Cross-Domain Image Captioning with Discriminative Finetuning

Roberto Dessì,Michele Bevilacqua,Eleonora Gualdoni,Nathanael Carraz Rakotonirina,Francesca Franzon,Marco Baroni
2023-04-04
Abstract:Neural captioners are typically trained to mimic human-generated references without optimizing for any specific communication goal, leading to problems such as the generation of vague captions. In this paper, we show that fine-tuning an out-of-the-box neural captioner with a self-supervised discriminative communication objective helps to recover a plain, visually descriptive language that is more informative about image contents. Given a target image, the system must learn to produce a description that enables an out-of-the-box text-conditioned image retriever to identify such image among a set of candidates. We experiment with the popular ClipCap captioner, also replicating the main results with BLIP. In terms of similarity to ground-truth human descriptions, the captions emerging from discriminative finetuning lag slightly behind those generated by the non-finetuned model, when the latter is trained and tested on the same caption dataset.
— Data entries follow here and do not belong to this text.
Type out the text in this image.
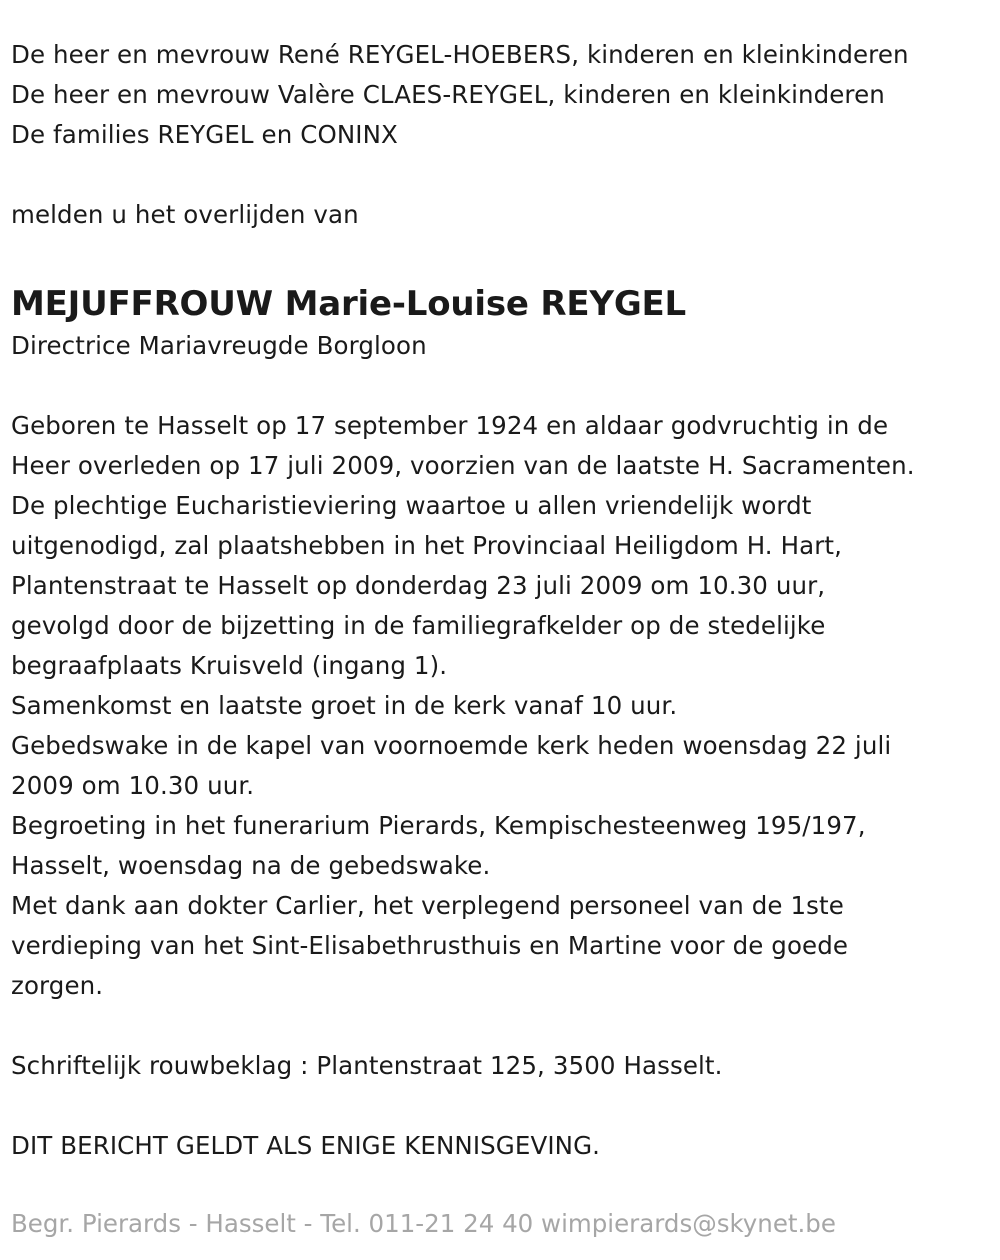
De heer en mevrouw René REYGEL-HOEBERS, kinderen en kleinkinderen
De heer en mevrouw Valère CLAES-REYGEL, kinderen en kleinkinderen
De families REYGEL en CONINX
melden u het overlijden van
MEJUFFROUW Marie-Louise REYGEL
Directrice Mariavreugde Borgloon
Geboren te Hasselt op 17 september 1924 en aldaar godvruchtig in de
Heer overleden op 17 juli 2009, voorzien van de laatste H. Sacramenten.
De plechtige Eucharistieviering waartoe u allen vriendelijk wordt
uitgenodigd, zal plaatshebben in het Provinciaal Heiligdom H. Hart,
Plantenstraat te Hasselt op donderdag 23 juli 2009 om 10.30 uur,
gevolgd door de bijzetting in de familiegrafkelder op de stedelijke
begraafplaats Kruisveld (ingang 1).
Samenkomst en laatste groet in de kerk vanaf 10 uur.
Gebedswake in de kapel van voornoemde kerk heden woensdag 22 juli
2009 om 10.30 uur.
Begroeting in het funerarium Pierards, Kempischesteenweg 195/197,
Hasselt, woensdag na de gebedswake.
Met dank aan dokter Carlier, het verplegend personeel van de 1ste
verdieping van het Sint-Elisabethrusthuis en Martine voor de goede
zorgen.
Schriftelijk rouwbeklag : Plantenstraat 125, 3500 Hasselt.
DIT BERICHT GELDT ALS ENIGE KENNISGEVING.
Begr. Pierards - Hasselt - Tel. 011-21 24 40 wimpierards@skynet.be
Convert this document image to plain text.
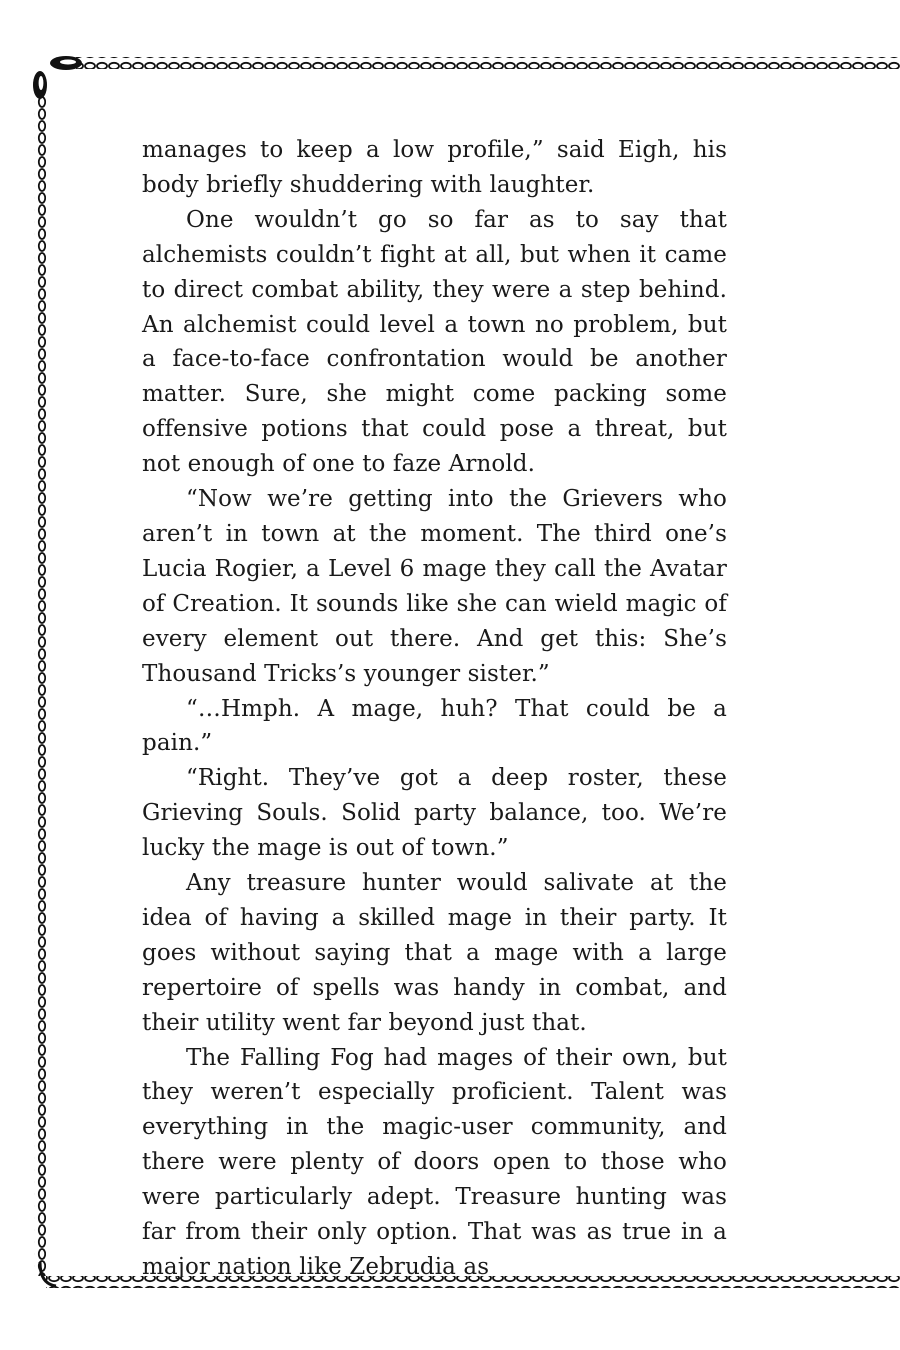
manages to keep a low profile,” said Eigh, his body briefly shuddering with laughter.

One wouldn’t go so far as to say that alchemists couldn’t fight at all, but when it came to direct combat ability, they were a step behind. An alchemist could level a town no problem, but a face-to-face confrontation would be another matter. Sure, she might come packing some offensive potions that could pose a threat, but not enough of one to faze Arnold.

“Now we’re getting into the Grievers who aren’t in town at the moment. The third one’s Lucia Rogier, a Level 6 mage they call the Avatar of Creation. It sounds like she can wield magic of every element out there. And get this: She’s Thousand Tricks’s younger sister.”

“…Hmph. A mage, huh? That could be a pain.”

“Right. They’ve got a deep roster, these Grieving Souls. Solid party balance, too. We’re lucky the mage is out of town.”

Any treasure hunter would salivate at the idea of having a skilled mage in their party. It goes without saying that a mage with a large repertoire of spells was handy in combat, and their utility went far beyond just that.

The Falling Fog had mages of their own, but they weren’t especially proficient. Talent was everything in the magic-user community, and there were plenty of doors open to those who were particularly adept. Treasure hunting was far from their only option. That was as true in a major nation like Zebrudia as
However, when the model is used without further tuning to generate captions for out-of-domain datasets, our discriminatively-finetuned captioner generates descriptions that resemble human references more than those produced by the same captioner without finetuning. We further show that, on the Conceptual Captions dataset, discriminatively finetuned captions are more helpful than either vanilla ClipCap captions or ground-truth captions for human annotators tasked with an image discrimination task.
Computer Vision and Pattern Recognition,Artificial Intelligence,Computation and Language
What problem does this paper attempt to address?
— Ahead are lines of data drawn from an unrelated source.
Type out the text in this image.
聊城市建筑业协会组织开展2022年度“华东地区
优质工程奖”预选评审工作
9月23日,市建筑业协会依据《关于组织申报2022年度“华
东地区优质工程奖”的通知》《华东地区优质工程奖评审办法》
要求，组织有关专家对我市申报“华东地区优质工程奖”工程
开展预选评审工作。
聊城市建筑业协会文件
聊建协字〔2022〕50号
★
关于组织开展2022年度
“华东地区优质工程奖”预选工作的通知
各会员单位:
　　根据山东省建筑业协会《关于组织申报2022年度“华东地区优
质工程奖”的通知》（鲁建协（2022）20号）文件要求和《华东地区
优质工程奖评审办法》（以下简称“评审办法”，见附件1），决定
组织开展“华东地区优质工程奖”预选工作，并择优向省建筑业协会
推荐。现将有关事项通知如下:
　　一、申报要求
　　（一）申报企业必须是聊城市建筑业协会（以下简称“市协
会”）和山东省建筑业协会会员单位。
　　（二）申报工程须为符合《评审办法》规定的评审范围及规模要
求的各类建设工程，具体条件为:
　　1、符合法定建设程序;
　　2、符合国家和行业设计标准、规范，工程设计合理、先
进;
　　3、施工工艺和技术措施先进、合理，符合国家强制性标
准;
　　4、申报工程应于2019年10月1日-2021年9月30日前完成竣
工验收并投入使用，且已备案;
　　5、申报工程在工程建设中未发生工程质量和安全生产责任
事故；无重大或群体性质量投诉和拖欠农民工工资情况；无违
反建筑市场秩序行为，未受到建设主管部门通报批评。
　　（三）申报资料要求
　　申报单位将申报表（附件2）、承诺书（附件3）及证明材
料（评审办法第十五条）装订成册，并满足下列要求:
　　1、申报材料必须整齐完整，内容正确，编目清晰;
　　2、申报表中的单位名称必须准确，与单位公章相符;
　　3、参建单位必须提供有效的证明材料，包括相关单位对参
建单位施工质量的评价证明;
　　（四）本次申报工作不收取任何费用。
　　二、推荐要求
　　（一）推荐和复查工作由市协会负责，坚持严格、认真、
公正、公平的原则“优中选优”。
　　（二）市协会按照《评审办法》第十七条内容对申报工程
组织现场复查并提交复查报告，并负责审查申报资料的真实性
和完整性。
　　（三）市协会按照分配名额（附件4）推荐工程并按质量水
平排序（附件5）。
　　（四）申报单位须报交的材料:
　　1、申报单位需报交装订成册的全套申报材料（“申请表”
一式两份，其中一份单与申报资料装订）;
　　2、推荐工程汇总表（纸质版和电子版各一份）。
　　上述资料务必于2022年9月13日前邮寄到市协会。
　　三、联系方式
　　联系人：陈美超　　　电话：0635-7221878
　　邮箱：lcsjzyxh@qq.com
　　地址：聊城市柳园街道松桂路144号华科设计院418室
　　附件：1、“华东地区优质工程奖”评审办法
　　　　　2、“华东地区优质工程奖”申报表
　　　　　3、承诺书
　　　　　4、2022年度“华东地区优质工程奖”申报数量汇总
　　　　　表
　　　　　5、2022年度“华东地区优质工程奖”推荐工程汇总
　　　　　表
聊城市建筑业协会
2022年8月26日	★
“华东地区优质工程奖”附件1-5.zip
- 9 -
### What problem does this paper attempt to solve? This paper aims to address the issue of ambiguity in image caption generation, where the descriptions generated by existing neural networks are often not specific or informative enough. Specifically, the paper proposes a method based on Discriminative Finetuning, which optimizes a pre-trained image caption generator through reinforcement learning to make its descriptions more discriminative. ### Main Contributions: 1. **Improvement in Cross-Domain Zero-Shot Image Captioning**: - The paper demonstrates a method that significantly enhances the performance of cross-domain zero-shot image captioning through discriminative finetuning. This method performs exceptionally well on different datasets, especially in scenarios where the target domain lacks annotated data. 2. **Enhanced Image Retrieval Performance**: - The model finetuned with discriminative methods not only excels in image retrieval tasks under neural text conditions but also proves more useful than original human descriptions in assisting human annotators with image differentiation tasks. ### Method Overview: 1. **Discriminative Self-Supervised Training**: - The pre-trained image caption generator is finetuned through reinforcement learning so that the descriptions it generates can help a frozen discriminator identify the target image from a set of candidate images. 2. **Experimental Validation**: - Experiments were conducted on multiple datasets, including COCO and Conceptual Captions, demonstrating superior performance in cross-domain zero-shot tasks. Additionally, human-involved experiments showed that the descriptions generated after discriminative finetuning were more informative, even surpassing the original human descriptions.